Wrote about it here[0], and the the study linked is:

https://www.epicresearch.org/articles/many-patients-maintain...

If you look at the STEP-1 and and SURMOUNT-4 trial extensions, the registered around a 6% drop in body weight after stopping.

Price needs to go down and availability needs to go up, but the narrative around people regaining all their weight back after stopping is silly.

Most importantly of all, people on these drugs might have a way to finally escape problems of food addiction because the effects are also psychological.

That said, there are certainly side effects, the drugs aren't magic -- they don't work for everyone and they are expensive (right now), etc. The fearmongering is annoying though.

Even from the article itself:

> A commonly cited 2022 study funded by Novo Nordisk , the manufacturer of Wegovy and Ozempic, found that patients regained two-thirds of their lost weight a year after they stopped taking semaglutide, the main component in the medications. Wegovy is approved for obesity treatment. Ozempic is approved for Type 2 diabetes, but many people take it off-label for weight loss.

So... People kept 1/3rd of the weight they lost off for a year?! This should be lauded.

[0]: https://glp1.guide/content/do-people-regain-all-the-weight-l...

Pretty fascinating paper. I think it highlights how meaningless it is to talk about average outcomes. 18% regained all of their weight or more. 19% doubled their weight loss or more.

I would love to see the actual distributions, but It looks like a pretty standard bell curve, which isnt surprising. What is surprising is the size of the distribution! Lots of people were changing their bodies after treatment in all kinds of ways!

I would prefer diet control to Ozempic due to the potential risk of cancer, but understand that others may choose to make different tradeoffs.

> I would prefer diet control to Ozempic due to the potential risk of cancer, but understand that others may choose to make different tradeoffs.

Yeah I personally think that for many the answer is still diet/lifestyle changes and not necessarily GLP1 RAs.

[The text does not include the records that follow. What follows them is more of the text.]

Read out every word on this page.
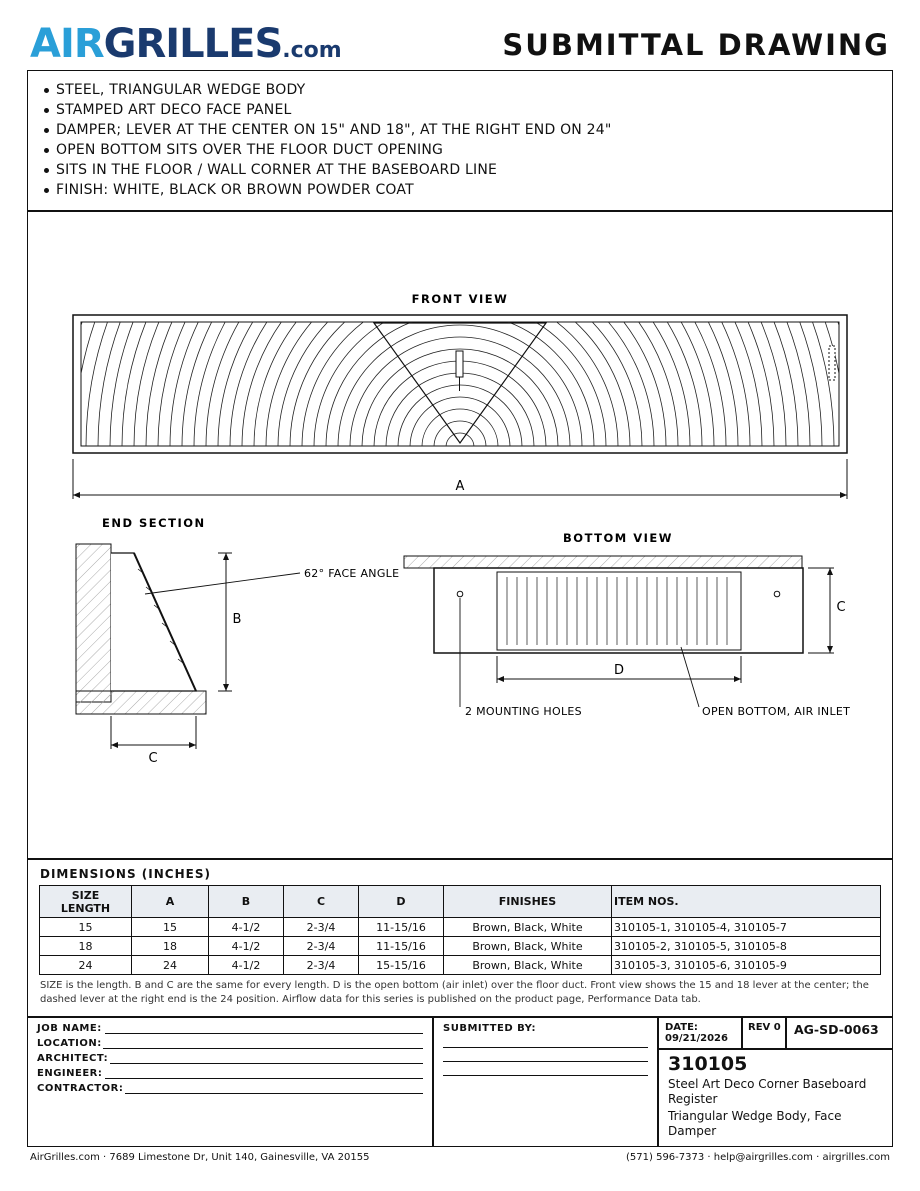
AIR GRILLES .com	SUBMITTAL DRAWING
STEEL, TRIANGULAR WEDGE BODY
STAMPED ART DECO FACE PANEL
DAMPER; LEVER AT THE CENTER ON 15" AND 18", AT THE RIGHT END ON 24"
OPEN BOTTOM SITS OVER THE FLOOR DUCT OPENING
SITS IN THE FLOOR / WALL CORNER AT THE BASEBOARD LINE
FINISH: WHITE, BLACK OR BROWN POWDER COAT
FRONT VIEW
A
END SECTION
B
62° FACE ANGLE
C
BOTTOM VIEW
C
D
2 MOUNTING HOLES	OPEN BOTTOM, AIR INLET
DIMENSIONS (INCHES)
SIZE
LENGTH	A	B	C	D	FINISHES	ITEM NOS.
15	15	4-1/2	2-3/4	11-15/16	Brown, Black, White	310105-1, 310105-4, 310105-7
18	18	4-1/2	2-3/4	11-15/16	Brown, Black, White	310105-2, 310105-5, 310105-8
24	24	4-1/2	2-3/4	15-15/16	Brown, Black, White	310105-3, 310105-6, 310105-9
SIZE is the length. B and C are the same for every length. D is the open bottom (air inlet) over the floor duct. Front view shows the 15 and 18 lever at the center; the dashed lever at the right end is the 24 position. Airflow data for this series is published on the product page, Performance Data tab.
JOB NAME:
LOCATION:
ARCHITECT:
ENGINEER:
CONTRACTOR:
SUBMITTED BY:	DATE:
09/21/2026
REV 0 AG-SD-0063
310105
Steel Art Deco Corner Baseboard Register
Triangular Wedge Body, Face Damper
AirGrilles.com · 7689 Limestone Dr, Unit 140, Gainesville, VA 20155	(571) 596-7373 · help@airgrilles.com · airgrilles.com
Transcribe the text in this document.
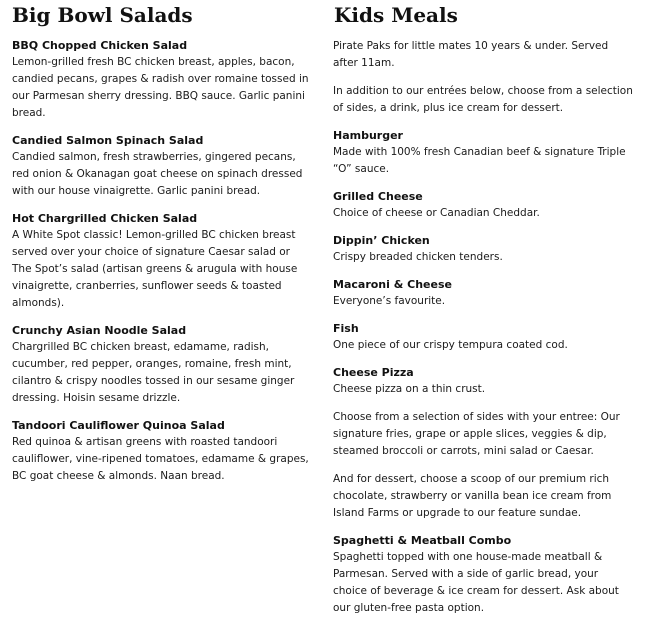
Big Bowl Salads
BBQ Chopped Chicken Salad
Lemon-grilled fresh BC chicken breast, apples, bacon, candied pecans, grapes & radish over romaine tossed in our Parmesan sherry dressing. BBQ sauce. Garlic panini bread.
Candied Salmon Spinach Salad
Candied salmon, fresh strawberries, gingered pecans, red onion & Okanagan goat cheese on spinach dressed with our house vinaigrette. Garlic panini bread.
Hot Chargrilled Chicken Salad
A White Spot classic! Lemon-grilled BC chicken breast served over your choice of signature Caesar salad or The Spot’s salad (artisan greens & arugula with house vinaigrette, cranberries, sunflower seeds & toasted almonds).
Crunchy Asian Noodle Salad
Chargrilled BC chicken breast, edamame, radish, cucumber, red pepper, oranges, romaine, fresh mint, cilantro & crispy noodles tossed in our sesame ginger dressing. Hoisin sesame drizzle.
Tandoori Cauliflower Quinoa Salad
Red quinoa & artisan greens with roasted tandoori cauliflower, vine-ripened tomatoes, edamame & grapes, BC goat cheese & almonds. Naan bread.
Kids Meals
Pirate Paks for little mates 10 years & under. Served after 11am.
In addition to our entrées below, choose from a selection of sides, a drink, plus ice cream for dessert.
Hamburger
Made with 100% fresh Canadian beef & signature Triple “O” sauce.
Grilled Cheese
Choice of cheese or Canadian Cheddar.
Dippin’ Chicken
Crispy breaded chicken tenders.
Macaroni & Cheese
Everyone’s favourite.
Fish
One piece of our crispy tempura coated cod.
Cheese Pizza
Cheese pizza on a thin crust.
Choose from a selection of sides with your entree: Our signature fries, grape or apple slices, veggies & dip, steamed broccoli or carrots, mini salad or Caesar.
And for dessert, choose a scoop of our premium rich chocolate, strawberry or vanilla bean ice cream from Island Farms or upgrade to our feature sundae.
Spaghetti & Meatball Combo
Spaghetti topped with one house-made meatball & Parmesan. Served with a side of garlic bread, your choice of beverage & ice cream for dessert. Ask about our gluten-free pasta option.
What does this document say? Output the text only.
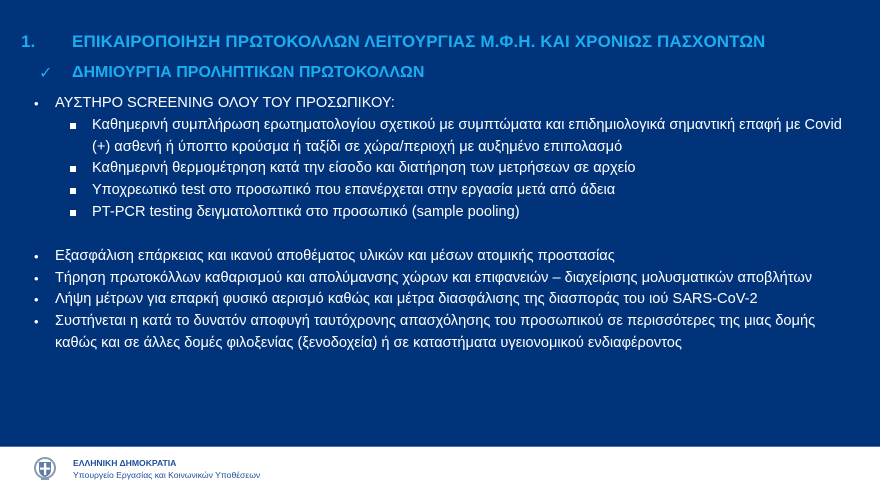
1. ΕΠΙΚΑΙΡΟΠΟΙΗΣΗ ΠΡΩΤΟΚΟΛΛΩΝ ΛΕΙΤΟΥΡΓΙΑΣ Μ.Φ.Η. ΚΑΙ ΧΡΟΝΙΩΣ ΠΑΣΧΟΝΤΩΝ
✓ ΔΗΜΙΟΥΡΓΙΑ ΠΡΟΛΗΠΤΙΚΩΝ ΠΡΩΤΟΚΟΛΛΩΝ
• ΑΥΣΤΗΡΟ SCREENING ΟΛΟΥ ΤΟΥ ΠΡΟΣΩΠΙΚΟΥ:
Καθημερινή συμπλήρωση ερωτηματολογίου σχετικού με συμπτώματα και επιδημιολογικά σημαντική επαφή με Covid (+) ασθενή ή ύποπτο κρούσμα ή ταξίδι σε χώρα/περιοχή με αυξημένο επιπολασμό
Καθημερινή θερμομέτρηση κατά την είσοδο και διατήρηση των μετρήσεων σε αρχείο
Υποχρεωτικό test στο προσωπικό που επανέρχεται στην εργασία μετά από άδεια
PT-PCR testing δειγματολοπτικά στο προσωπικό (sample pooling)
• Εξασφάλιση επάρκειας και ικανού αποθέματος υλικών και μέσων ατομικής προστασίας
• Τήρηση πρωτοκόλλων καθαρισμού και απολύμανσης χώρων και επιφανειών – διαχείρισης μολυσματικών αποβλήτων
• Λήψη μέτρων για επαρκή φυσικό αερισμό καθώς και μέτρα διασφάλισης της διασποράς του ιού SARS-CoV-2
• Συστήνεται η κατά το δυνατόν αποφυγή ταυτόχρονης απασχόλησης του προσωπικού σε περισσότερες της μιας δομής καθώς και σε άλλες δομές φιλοξενίας (ξενοδοχεία) ή σε καταστήματα υγειονομικού ενδιαφέροντος
ΕΛΛΗΝΙΚΗ ΔΗΜΟΚΡΑΤΙΑ
Υπουργείο Εργασίας και Κοινωνικών Υποθέσεων
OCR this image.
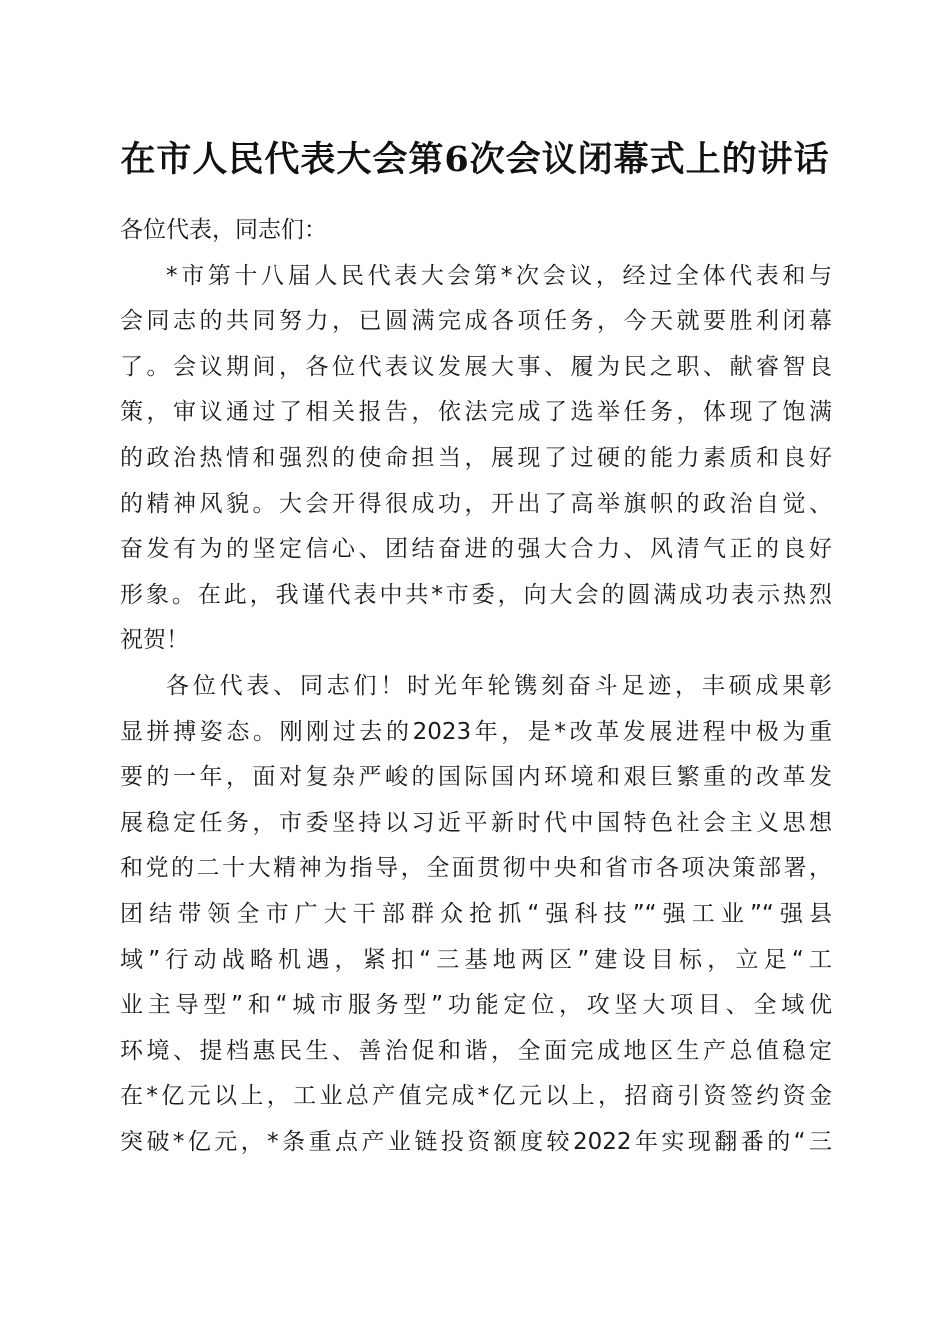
在市人民代表大会第6次会议闭幕式上的讲话
各位代表，同志们：
*市第十八届人民代表大会第*次会议，经过全体代表和与
会同志的共同努力，已圆满完成各项任务，今天就要胜利闭幕
了。会议期间，各位代表议发展大事、履为民之职、献睿智良
策，审议通过了相关报告，依法完成了选举任务，体现了饱满
的政治热情和强烈的使命担当，展现了过硬的能力素质和良好
的精神风貌。大会开得很成功，开出了高举旗帜的政治自觉、
奋发有为的坚定信心、团结奋进的强大合力、风清气正的良好
形象。在此，我谨代表中共*市委，向大会的圆满成功表示热烈
祝贺！
各位代表、同志们！时光年轮镌刻奋斗足迹，丰硕成果彰
显拼搏姿态。刚刚过去的2023年，是*改革发展进程中极为重
要的一年，面对复杂严峻的国际国内环境和艰巨繁重的改革发
展稳定任务，市委坚持以习近平新时代中国特色社会主义思想
和党的二十大精神为指导，全面贯彻中央和省市各项决策部署，
团结带领全市广大干部群众抢抓“强科技”“强工业”“强县
域”行动战略机遇，紧扣“三基地两区”建设目标，立足“工
业主导型”和“城市服务型”功能定位，攻坚大项目、全域优
环境、提档惠民生、善治促和谐，全面完成地区生产总值稳定
在*亿元以上，工业总产值完成*亿元以上，招商引资签约资金
突破*亿元，*条重点产业链投资额度较2022年实现翻番的“三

It's nice that there's a new option that is at least way more effective than the previous floundering people did though. The weight loss drug landscape is littered with terrible ineffective solutions.

It would be good to compare this to diet and lifestyle change. Does it have the same or better results for less cost? Are the people that had success long term changing their diet and lifestyle and were they capable of changing it without the drug? With any drug the benefit should clearly outweigh the risk, especially if it’s expensive. If the probability is that there is no long term benefit, that should be a factor and if lifestyle change is required for success it should be encouraged.
> It would be good to compare this to diet and lifestyle change.

I agree here but this is notoriously hard to test/coordinate.

Any long term success of these drugs (or anything else) does have to come with diet and lifestyle change though, so maybe the point is moot? Measuring degrees of lifestyle change would be even harder still.

Not even thinking that lifestyle change can go the other way -- we're generally talking about improvements in eating habits or regular activity or whatever, but that stuff can also get worse! Hard to control for.

I guess the first step is to invent mind control, then once we get past those silly little rules around experimenting on humans we can finally figure out the truly optimal mix of medication and lifestyle change (this is a joke).

Ozempic is for diabetes, Wegovy is for weight management. The dosage is the difference. Not all weight management is failure of individual self-control as there are medical and genetic reasons. Also, it's not completely "free" as a magic diet pill because of the rise in thyroid neoplasms in animal models while human data doesn't replicate it, the use of it is too new to draw any conclusive conclusions.

Overall, semaglutide and metformin are leading candidates for radically improving human health for many people. If they both proof effective, they should be both made widely available and not shame or berate doctors for proscribing or patients for taking them.

The current problem is semaglutide is too damn expensive, and unfairly not covered by all insurance plans or Medicare playing favorites with medical conditions.